Obviously Florence is beautiful. You hardly need me to tell you that! But it’s also home to an incredible annual chocolate festival that will make you abandon restraint and embrace gluttony!!!

I found out about this fiera del cioccolato by accident. I was Googling chocolate festivals in the Maremma, where I live, and was heartbroken to learn that the Grosseto festival I had loved when I first arrived in Italy was no longer on… that’s when I stumbled across Florence’s fiera.

Naturally, I was going to attend the four day event… no questions about it. I live for chocolate and this fiera promised to have only the sweetest treats from the best Italian and foreign chocolatiers… heaven!!!

So I hopped in my car and braced myself for the three hour drive to Florence… believe me, it ain’t pretty, I’ve never been car sick so bad in all my life. But I suffered for chocolate and it was worth it.

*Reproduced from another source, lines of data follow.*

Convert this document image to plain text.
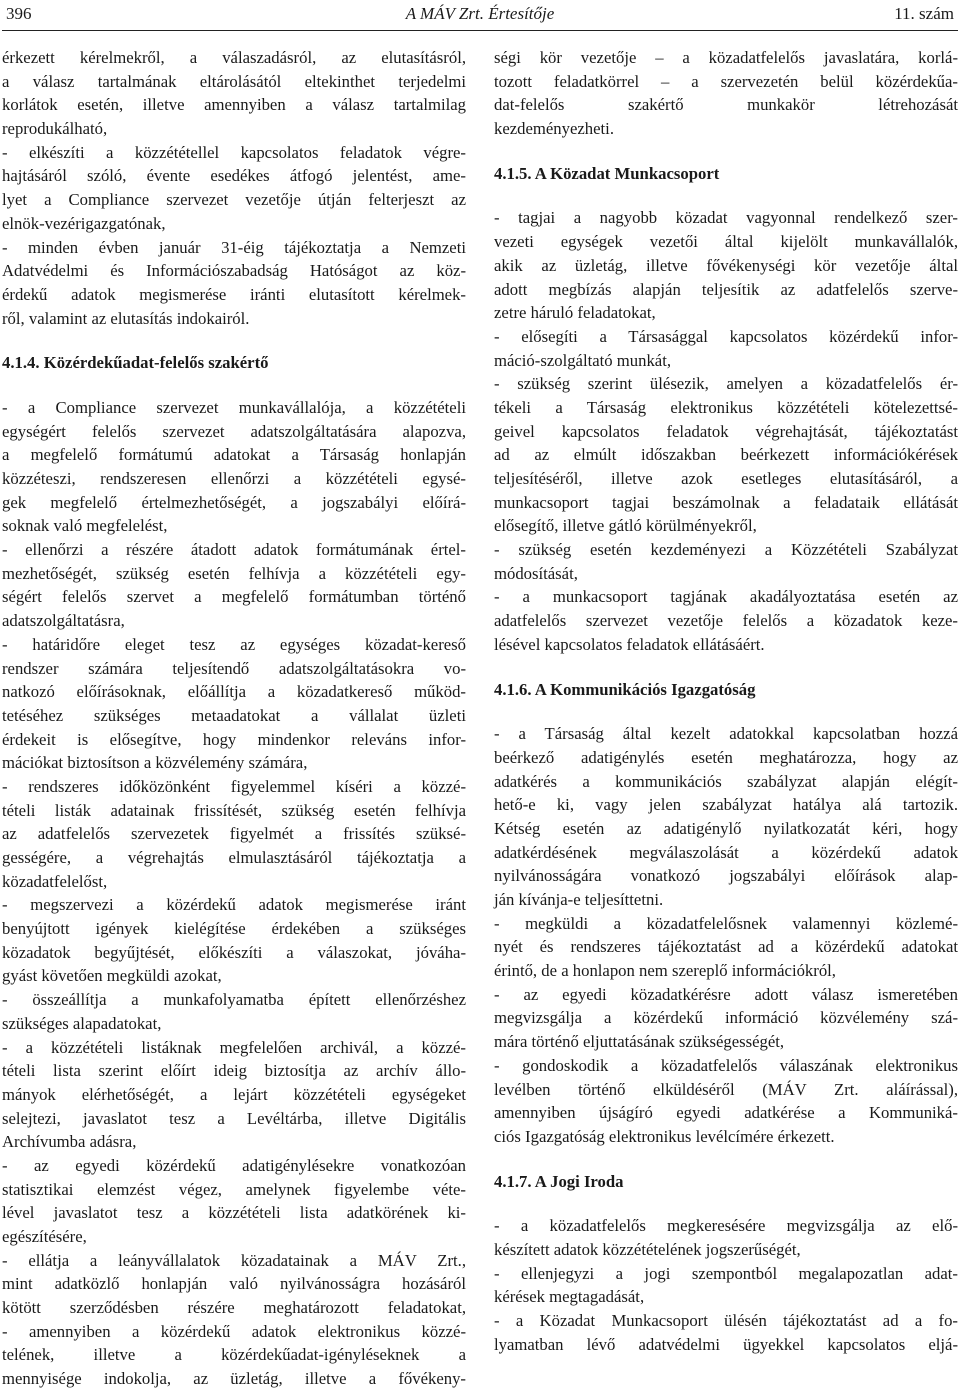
396	A MÁV Zrt. Értesítője	11. szám
érkezett kérelmekről, a válaszadásról, az elutasításról,
a válasz tartalmának eltárolásától eltekinthet terjedelmi
korlátok esetén, illetve amennyiben a válasz tartalmilag
reprodukálható,
- elkészíti a közzététellel kapcsolatos feladatok végre-
hajtásáról szóló, évente esedékes átfogó jelentést, ame-
lyet a Compliance szervezet vezetője útján felterjeszt az
elnök-vezérigazgatónak,
- minden évben január 31-éig tájékoztatja a Nemzeti
Adatvédelmi és Információszabadság Hatóságot az köz-
érdekű adatok megismerése iránti elutasított kérelmek-
ről, valamint az elutasítás indokairól.
4.1.4. Közérdekűadat-felelős szakértő
- a Compliance szervezet munkavállalója, a közzétételi
egységért felelős szervezet adatszolgáltatására alapozva,
a megfelelő formátumú adatokat a Társaság honlapján
közzéteszi, rendszeresen ellenőrzi a közzétételi egysé-
gek megfelelő értelmezhetőségét, a jogszabályi előírá-
soknak való megfelelést,
- ellenőrzi a részére átadott adatok formátumának értel-
mezhetőségét, szükség esetén felhívja a közzétételi egy-
ségért felelős szervet a megfelelő formátumban történő
adatszolgáltatásra,
- határidőre eleget tesz az egységes közadat-kereső
rendszer számára teljesítendő adatszolgáltatásokra vo-
natkozó előírásoknak, előállítja a közadatkereső működ-
tetéséhez szükséges metaadatokat a vállalat üzleti
érdekeit is elősegítve, hogy mindenkor releváns infor-
mációkat biztosítson a közvélemény számára,
- rendszeres időközönként figyelemmel kíséri a közzé-
tételi listák adatainak frissítését, szükség esetén felhívja
az adatfelelős szervezetek figyelmét a frissítés szüksé-
gességére, a végrehajtás elmulasztásáról tájékoztatja a
közadatfelelőst,
- megszervezi a közérdekű adatok megismerése iránt
benyújtott igények kielégítése érdekében a szükséges
közadatok begyűjtését, előkészíti a válaszokat, jóváha-
gyást követően megküldi azokat,
- összeállítja a munkafolyamatba épített ellenőrzéshez
szükséges alapadatokat,
- a közzétételi listáknak megfelelően archivál, a közzé-
tételi lista szerint előírt ideig biztosítja az archív állo-
mányok elérhetőségét, a lejárt közzétételi egységeket
selejtezi, javaslatot tesz a Levéltárba, illetve Digitális
Archívumba adásra,
- az egyedi közérdekű adatigénylésekre vonatkozóan
statisztikai elemzést végez, amelynek figyelembe véte-
lével javaslatot tesz a közzétételi lista adatkörének ki-
egészítésére,
- ellátja a leányvállalatok közadatainak a MÁV Zrt.,
mint adatközlő honlapján való nyilvánosságra hozásáról
kötött szerződésben részére meghatározott feladatokat,
- amennyiben a közérdekű adatok elektronikus közzé-
telének, illetve a közérdekűadat-igényléseknek a
mennyisége indokolja, az üzletág, illetve a fővékeny-
ségi kör vezetője – a közadatfelelős javaslatára, korlá-
tozott feladatkörrel – a szervezetén belül közérdekűa-
dat-felelős szakértő munkakör létrehozását
kezdeményezheti.
4.1.5. A Közadat Munkacsoport
- tagjai a nagyobb közadat vagyonnal rendelkező szer-
vezeti egységek vezetői által kijelölt munkavállalók,
akik az üzletág, illetve fővékenységi kör vezetője által
adott megbízás alapján teljesítik az adatfelelős szerve-
zetre háruló feladatokat,
- elősegíti a Társasággal kapcsolatos közérdekű infor-
máció-szolgáltató munkát,
- szükség szerint ülésezik, amelyen a közadatfelelős ér-
tékeli a Társaság elektronikus közzétételi kötelezettsé-
geivel kapcsolatos feladatok végrehajtását, tájékoztatást
ad az elmúlt időszakban beérkezett információkérések
teljesítéséről, illetve azok esetleges elutasításáról, a
munkacsoport tagjai beszámolnak a feladataik ellátását
elősegítő, illetve gátló körülményekről,
- szükség esetén kezdeményezi a Közzétételi Szabályzat
módosítását,
- a munkacsoport tagjának akadályoztatása esetén az
adatfelelős szervezet vezetője felelős a közadatok keze-
lésével kapcsolatos feladatok ellátásáért.
4.1.6. A Kommunikációs Igazgatóság
- a Társaság által kezelt adatokkal kapcsolatban hozzá
beérkező adatigénylés esetén meghatározza, hogy az
adatkérés a kommunikációs szabályzat alapján elégít-
hető-e ki, vagy jelen szabályzat hatálya alá tartozik.
Kétség esetén az adatigénylő nyilatkozatát kéri, hogy
adatkérdésének megválaszolását a közérdekű adatok
nyilvánosságára vonatkozó jogszabályi előírások alap-
ján kívánja-e teljesíttetni.
- megküldi a közadatfelelősnek valamennyi közlemé-
nyét és rendszeres tájékoztatást ad a közérdekű adatokat
érintő, de a honlapon nem szereplő információkról,
- az egyedi közadatkérésre adott válasz ismeretében
megvizsgálja a közérdekű információ közvélemény szá-
mára történő eljuttatásának szükségességét,
- gondoskodik a közadatfelelős válaszának elektronikus
levélben történő elküldéséről (MÁV Zrt. aláírással),
amennyiben újságíró egyedi adatkérése a Kommuniká-
ciós Igazgatóság elektronikus levélcímére érkezett.
4.1.7. A Jogi Iroda
- a közadatfelelős megkeresésére megvizsgálja az elő-
készített adatok közzétételének jogszerűségét,
- ellenjegyzi a jogi szempontból megalapozatlan adat-
kérések megtagadását,
- a Közadat Munkacsoport ülésén tájékoztatást ad a fo-
lyamatban lévő adatvédelmi ügyekkel kapcsolatos eljá-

The only problem? It was pissing down with rain. Seeing as though this festival is held on Feb 4-7 each year I probably shouldn’t have been surprised, but I had no umbrella and got drenched.  But again I suffered for chocolate and it was worth it.

The rows and rows of chocolate- oh indescribable. I was in ecstasy as I hopped from one stands to another, each one of them brimming with every kind of chocolate imaginable. I bought a selection of handmade chocolates filled with different flavours. I picked traditionals, you know strawberry, mint, coffee, but I also got green tea and lemon cheesecake- so good but also really pricey- I must have paid at least 10 euros for 8 chocolates!!!

Amongst the Italian-manned stalls were a few foreigners, one happened to be a very talented-looking Belgian who made the most divine white and milk chocolate seashells! Another were French, I think, and had used chocolate to make the strangest moulds of horse shoes and sections of the male anatomy.

After a least thirty laps around the stalls, I bought a delicious cup of hot chocolate, so thick you needed a spoon and perfect for the freezing winter’s day, and watched the various cooking and dessert demonstrations. I also listened to some great traditional Tuscan music and heard about the history of the cacao bean from a wise looking old man.

In all, I had a ball and the fiera was definitely worth the trip, not to mention the even more painful trip back home in the pouring rain. Plus I got to spend the weekend basking in the splendour of Tuscany, and the beautiful frescoes in Piazza Santa Croce, where the fiera del cioccolato was held.